Christine arranged a chair near the doorway for her guest so that Catherine would not get too warm when she stirred up the coals in the hearth to heat their tea water. They spent a pleasant hour talking while Catherine showed Abby how best to thread the hand loom and Christine stirred up fresh biscuits for supper. She hadn’t felt like laughing much lately, Christine noted. But with her young guest in the house, merriment was inevitable. She even found herself humming a psalm as she stoked the fire, although perspiration dripped from her brow onto the hearth.
When they’d shared their cakes and chocolate—which they all agreed was better with a scant spoonful of sugar in it—they went to the garden and picked a few carrots, which Christine sliced and added to the stewpot. By the time Richard Dudley came to collect his sister, she realized that Samuel would soon be home for supper. He’d no doubt taken his journey to visit the prisoner, and she hadn’t thought about either of them for quite some time. With a guilty start, she sent up a quick, silent prayer as she waved good-bye to Catherine and Richard then herded the Jewett girls back inside to set the table.

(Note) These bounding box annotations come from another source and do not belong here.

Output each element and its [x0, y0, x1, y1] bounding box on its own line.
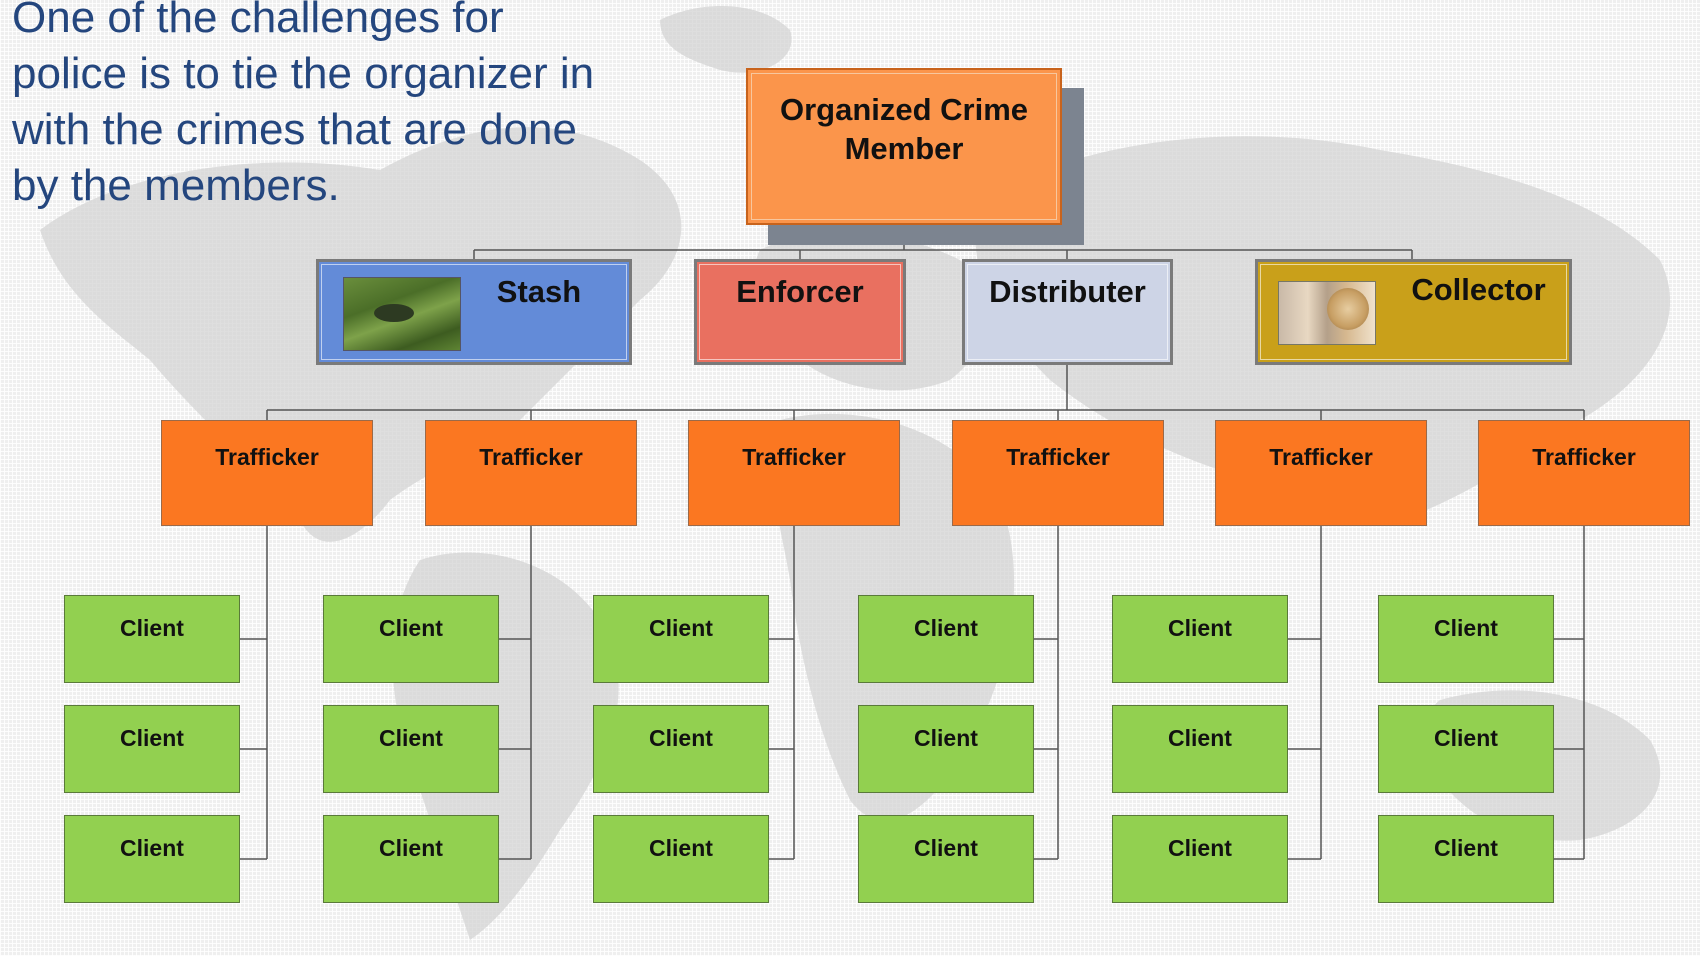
client-node: Client	[593, 595, 769, 683]
client-node: Client	[858, 705, 1034, 793]
client-node: Client	[1378, 815, 1554, 903]
client-node: Client	[1378, 595, 1554, 683]
root-label-line2: Member	[844, 131, 964, 166]
money-image	[1278, 281, 1376, 345]
distributer-label: Distributer	[989, 274, 1146, 309]
client-node: Client	[1378, 705, 1554, 793]
trafficker-node-3: Trafficker	[688, 420, 900, 526]
client-node: Client	[323, 815, 499, 903]
client-node: Client	[64, 595, 240, 683]
trafficker-node-5: Trafficker	[1215, 420, 1427, 526]
client-node: Client	[1112, 705, 1288, 793]
intro-text: One of the challenges for police is to t…	[12, 0, 595, 210]
client-node: Client	[64, 705, 240, 793]
trafficker-node-6: Trafficker	[1478, 420, 1690, 526]
client-node: Client	[858, 815, 1034, 903]
enforcer-label: Enforcer	[736, 274, 864, 309]
client-node: Client	[1112, 595, 1288, 683]
client-node: Client	[1112, 815, 1288, 903]
client-node: Client	[593, 705, 769, 793]
enforcer-node: Enforcer	[694, 259, 906, 365]
organized-crime-member-node: Organized Crime Member	[746, 68, 1062, 225]
trafficker-node-1: Trafficker	[161, 420, 373, 526]
collector-node: Collector	[1255, 259, 1572, 365]
stash-node: Stash	[316, 259, 632, 365]
client-node: Client	[64, 815, 240, 903]
collector-label: Collector	[1411, 272, 1546, 307]
trafficker-node-4: Trafficker	[952, 420, 1164, 526]
client-node: Client	[323, 595, 499, 683]
client-node: Client	[858, 595, 1034, 683]
distributer-node: Distributer	[962, 259, 1173, 365]
stash-label: Stash	[496, 274, 582, 309]
trafficker-node-2: Trafficker	[425, 420, 637, 526]
client-node: Client	[323, 705, 499, 793]
root-label-line1: Organized Crime	[779, 92, 1029, 127]
grass-image	[343, 277, 461, 351]
client-node: Client	[593, 815, 769, 903]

Samuel returned home for dinner on Thursday. His sons were both at home that day, as a light rain that morning had put a stop to all harvest activity.
“You boys come over to the meetinghouse with me for an hour after dinner,” he said. “I fear you’ll forget your Greek and mathematics if we don’t continue lessons soon.”
“Do you plan to visit the prisoner today?” Christine asked.
He looked at her in surprise. She had not mentioned McDowell for several days, and he’d hoped her preoccupation with him had lessened. “Why, yes. Probably a brief call, after the boys do their sums and grammar. I’ll want to study a bit more before evening worship.”
“Might I go with you, sir?” Christine’s eyelashes stayed low over her expressive eyes, and he couldn’t tell from her carefully neutral voice what her mood was.
He hesitated. McDowell was still chained, so she would be in no danger if she kept her distance. William Heard saw to it that he was washed and properly clothed. But still …
If he denied her this, would she resent him? And would she find a way to see McDowell without him? Better to take her there himself, he decided. Perhaps if he witnessed the meeting, he would better understand her feelings for the man.
“Shall you come to the meetinghouse in one hour? I’ll send Ben home to mind the girls then. Or you could ask Goody Deane to come over for a bit.”
“Thank you, sir.” She did not smile, nor did she look at him, but went about gathering up the dirty dishes.
She arrived punctually an hour later with a basket on her arm. He had expected that and made no comment. Goody Deane was at the house, she reported, and since the rain had stopped, he allowed the boys to go to the river and fish until suppertime.
The gate stood open at the Heards’ garrison, and the men were preparing to go into the fields. William greeted them, eyeing Christine in surprise.
“My wife be inside, making jelly,” he told her.
“I shall be glad to see Mrs. Heard,” Christine said, “but my real errand is to visit the prisoner.”
“The lady comes on an errand of compassion?” Heard asked Samuel. “Well, go along then, but my advice to you is that you go in first and make sure the prisoner is presentable before you admit the lady. He’s a hard’un, miss, though lately he’s seemed less surly.”
“I believe his attitude has changed,” Samuel murmured.
Heard nodded. “Well, please do bar the door of the smokehouse from the outside, as usual, when you leave, Parson. I like to think he’s secure here, though we haven’t posted a guard these past two days.”
Samuel followed his suggestion and left Christine outside while he entered the small, dim building.
“Well, Parson”—McDowell sat up straighter on the straw with a crooked smile—”I wondered if you’d forgot me today.”
“On the contrary, I’ve brought someone with me.”
“Oh?” The outlaw cocked an eyebrow at him. “Be the magistrate come then?”
“Nay, not yet. This is someone from the village. Someone you’ve met before.”